Le paludisme est une maladie parasitaire faisant 1.5 à 2.7 millions de morts chaque année. Des cinq espèces de parasites qui causent le paludisme humain, Plasmodium falciparum entraîne le plus sévère des symptômes et le plus grand nombre de décès (Eda et Shermann, 2002). Quant à la drépanocytose, c’est une maladie génétique de l’hémoglobine, de transmission autosomique récessive. Elle est due à une mutation* unique, ponctuelle, du gène* β-globine situé sur le chromosome 11. La mutation du sixième codon entraîne le remplacement de l’acide glutamique 6 par de la valine. Les hématies sont normalement discoïdes ; celles qui contiennent l’hémoglobine S s’incurvent, se déforment en forme de faucille ébréchée, lorsqu’elles sont désoxygénées.
Les efforts déployés pour traiter le paludisme ont été largement focalisés sur l’approvisionnement en antipaludiques des centres de santé, le contrôle des systèmes sanitaires et l’emploi d’insecticides. Mais l’augmentation de la résistance* des parasites vis à vis des médicaments rend l’impossibilité de combattre le paludisme par ces méthodes traditionnelles. Plusieurs organisations ont commencé à faire des recherches sur des médicaments qui auront plus de probabilité de guérir les malades du paludisme.
Les mécanismes de l’éryptose semblent être un bon moyen de combattre le paludisme. En effet, les hématies défectueuses sont éliminées de l’organisme par éryptose, une forme de suicide cellulaire induit par le stress et caractérisé par une déformation de la membrane et un rétrécissement de la cellule (Lang et al., 2008). Contrairement à l’éryptose due à la sénescence de l’hématie, qui se produit approximativement après 120 jours, l’éryptose des globules rouges infectés se manifeste après 1h jusqu’à 48h (Lang et al., 2003) déclenchée par l’entrée de l’ion calcium par les canaux perméables aux cations*(Lang et al., 2003; Foller et al., 2008). Puisque, l’éryptose affecte principalement les hématies infectées, elle devrait diminuer la parasitémie* et ainsi influencer sur le cours de la maladie (Foller et al., 2009).

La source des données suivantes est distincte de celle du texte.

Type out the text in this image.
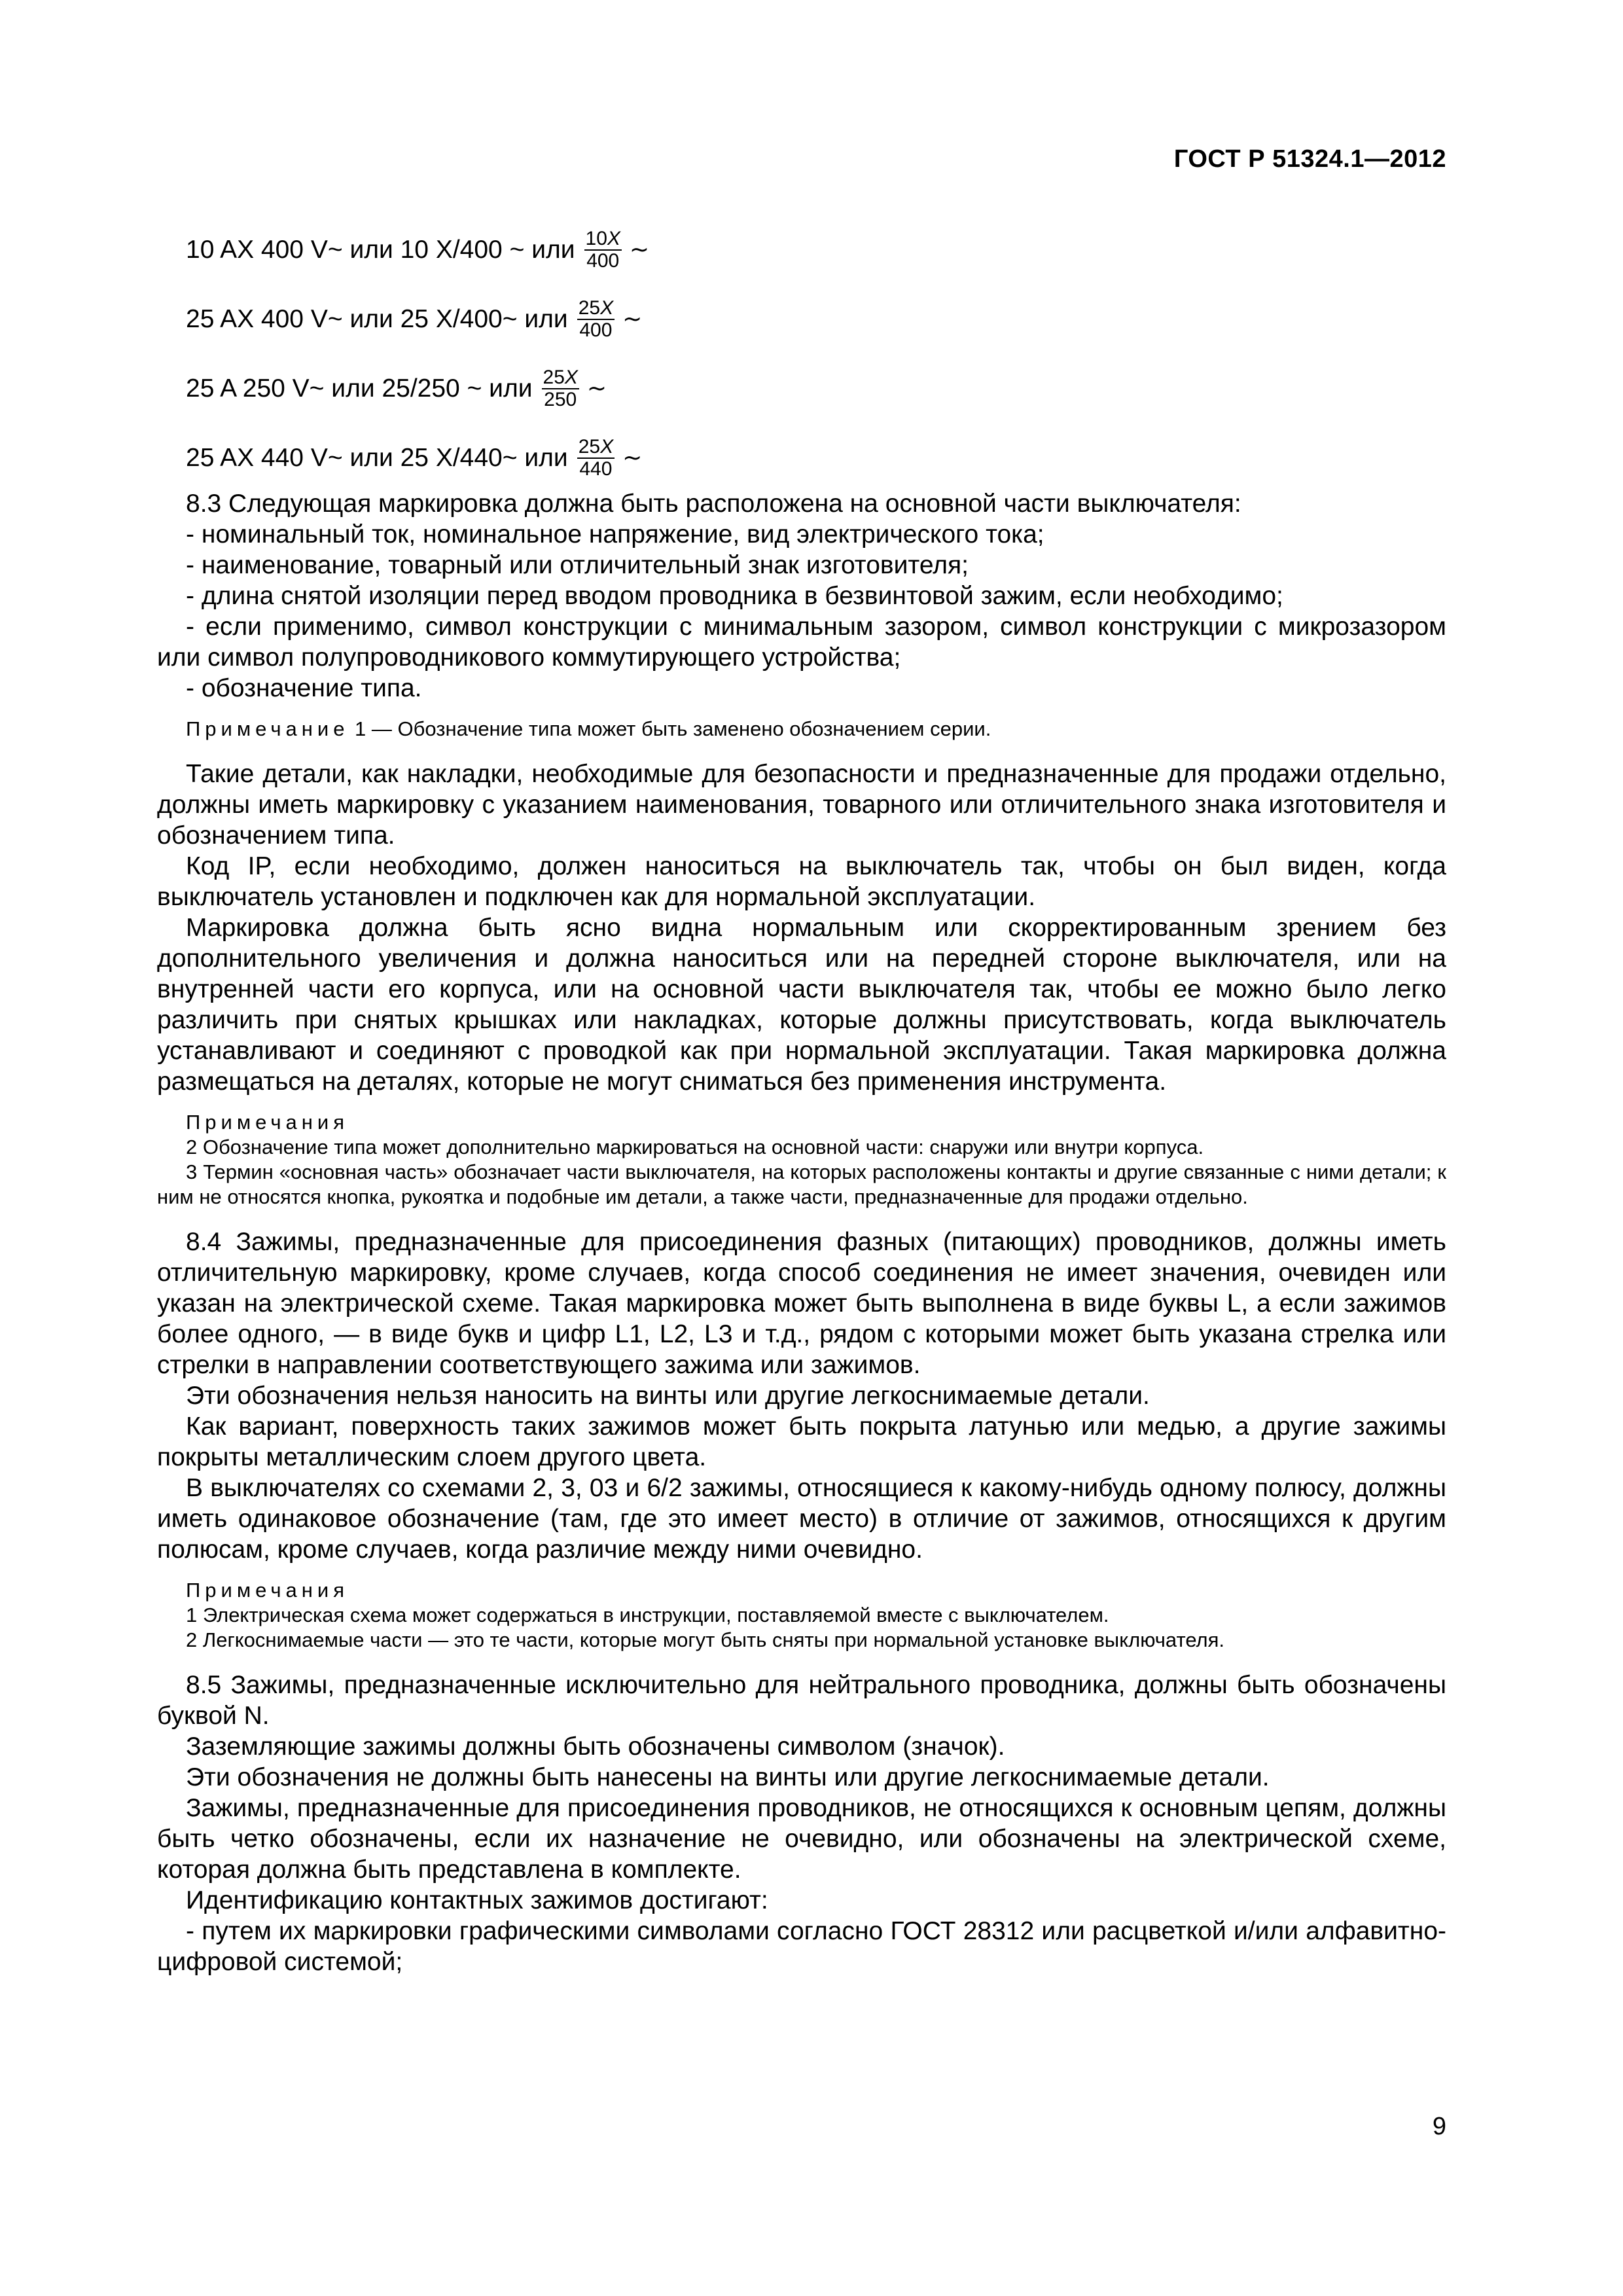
ГОСТ Р 51324.1—2012
10 AX 400 V~ или 10 X/400 ~ или $\frac{10X}{400}$ ~
25 AX 400 V~ или 25 X/400~ или $\frac{25X}{400}$ ~
25 A 250 V~ или 25/250 ~ или $\frac{25X}{250}$ ~
25 AX 440 V~ или 25 X/440~ или $\frac{25X}{440}$ ~

8.3 Следующая маркировка должна быть расположена на основной части выключателя:

- номинальный ток, номинальное напряжение, вид электрического тока;

- наименование, товарный или отличительный знак изготовителя;

- длина снятой изоляции перед вводом проводника в безвинтовой зажим, если необходимо;

- если применимо, символ конструкции с минимальным зазором, символ конструкции с микрозазором или символ полупроводникового коммутирующего устройства;

- обозначение типа.

Примечание 1 — Обозначение типа может быть заменено обозначением серии.

Такие детали, как накладки, необходимые для безопасности и предназначенные для продажи отдельно, должны иметь маркировку с указанием наименования, товарного или отличительного знака изготовителя и обозначением типа.

Код IP, если необходимо, должен наноситься на выключатель так, чтобы он был виден, когда выключатель установлен и подключен как для нормальной эксплуатации.

Маркировка должна быть ясно видна нормальным или скорректированным зрением без дополнительного увеличения и должна наноситься или на передней стороне выключателя, или на внутренней части его корпуса, или на основной части выключателя так, чтобы ее можно было легко различить при снятых крышках или накладках, которые должны присутствовать, когда выключатель устанавливают и соединяют с проводкой как при нормальной эксплуатации. Такая маркировка должна размещаться на деталях, которые не могут сниматься без применения инструмента.

Примечания
2 Обозначение типа может дополнительно маркироваться на основной части: снаружи или внутри корпуса.
3 Термин «основная часть» обозначает части выключателя, на которых расположены контакты и другие связанные с ними детали; к ним не относятся кнопка, рукоятка и подобные им детали, а также части, предназначенные для продажи отдельно.

8.4 Зажимы, предназначенные для присоединения фазных (питающих) проводников, должны иметь отличительную маркировку, кроме случаев, когда способ соединения не имеет значения, очевиден или указан на электрической схеме. Такая маркировка может быть выполнена в виде буквы L, а если зажимов более одного, — в виде букв и цифр L1, L2, L3 и т.д., рядом с которыми может быть указана стрелка или стрелки в направлении соответствующего зажима или зажимов.

Эти обозначения нельзя наносить на винты или другие легкоснимаемые детали.

Как вариант, поверхность таких зажимов может быть покрыта латунью или медью, а другие зажимы покрыты металлическим слоем другого цвета.

В выключателях со схемами 2, 3, 03 и 6/2 зажимы, относящиеся к какому-нибудь одному полюсу, должны иметь одинаковое обозначение (там, где это имеет место) в отличие от зажимов, относящихся к другим полюсам, кроме случаев, когда различие между ними очевидно.

Примечания
1 Электрическая схема может содержаться в инструкции, поставляемой вместе с выключателем.
2 Легкоснимаемые части — это те части, которые могут быть сняты при нормальной установке выключателя.

8.5 Зажимы, предназначенные исключительно для нейтрального проводника, должны быть обозначены буквой N.

Заземляющие зажимы должны быть обозначены символом (значок).

Эти обозначения не должны быть нанесены на винты или другие легкоснимаемые детали.

Зажимы, предназначенные для присоединения проводников, не относящихся к основным цепям, должны быть четко обозначены, если их назначение не очевидно, или обозначены на электрической схеме, которая должна быть представлена в комплекте.

Идентификацию контактных зажимов достигают:

- путем их маркировки графическими символами согласно ГОСТ 28312 или расцветкой и/или алфавитно-цифровой системой;

9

CORRÉLATION ENTRE PALUDISME ET DRÉPANOCYTOSE
Paludisme
Le paludisme est dû à un parasite de genre Plasmodium dont quatre espèces sont responsables de maladies chez l’Homme : P. vivax, P. ovale, P. malariae et P.falciparum. P. vivax, P. ovale et P. malariae appartiennent au genre Plasmodium tandis que P. falciparum appartient au genre Laverania (Esposito et al,. 1991).Cette espèce est la plus pathogène et responsable de complications sévères, souvent fatales. Elle est présente dans les zones tropicales d’Afrique, d’Amérique Latine et d’Asie, et dominante en Afrique (Hay et al., 2010). Occasionnellement, l’Homme peut être infecté par des parasites simiennes telles que P. cynomolgi et P. knowlesi (Kissinger et al., 1998) Le paludisme est transmis à l’homme par la piqûre d’un moustique femelle, du genre Anopheles, elle-même infectée après avoir piqué un homme impaludé. La femelle, en prenant le repas sanguin nécessaire à sa ponte, injecte le parasite à son hôte. La durée de vie de A. gambiae vecteur du P.falciparum est de 30 jours minimum. Par conséquent, après avoir piqué un sujet paludéen, la femelle de A. gambiae, peut transmettre le paludisme à des centaines de personnes saines (Pierce et al., 2009). Le cycle de vie du Plasmodium est complexe (Figure 1) et comprend deux étapes majeures: la première est une phase sexuée ou sporogonie chez le moustique femelle. La deuxième étape qui est une phase asexuée chez l’Homme, se divise en deux cycles, l’un à l’intérieur et l’autre à l’extérieur des globules rouges nommés respectivement intra et exoérythrocytaire.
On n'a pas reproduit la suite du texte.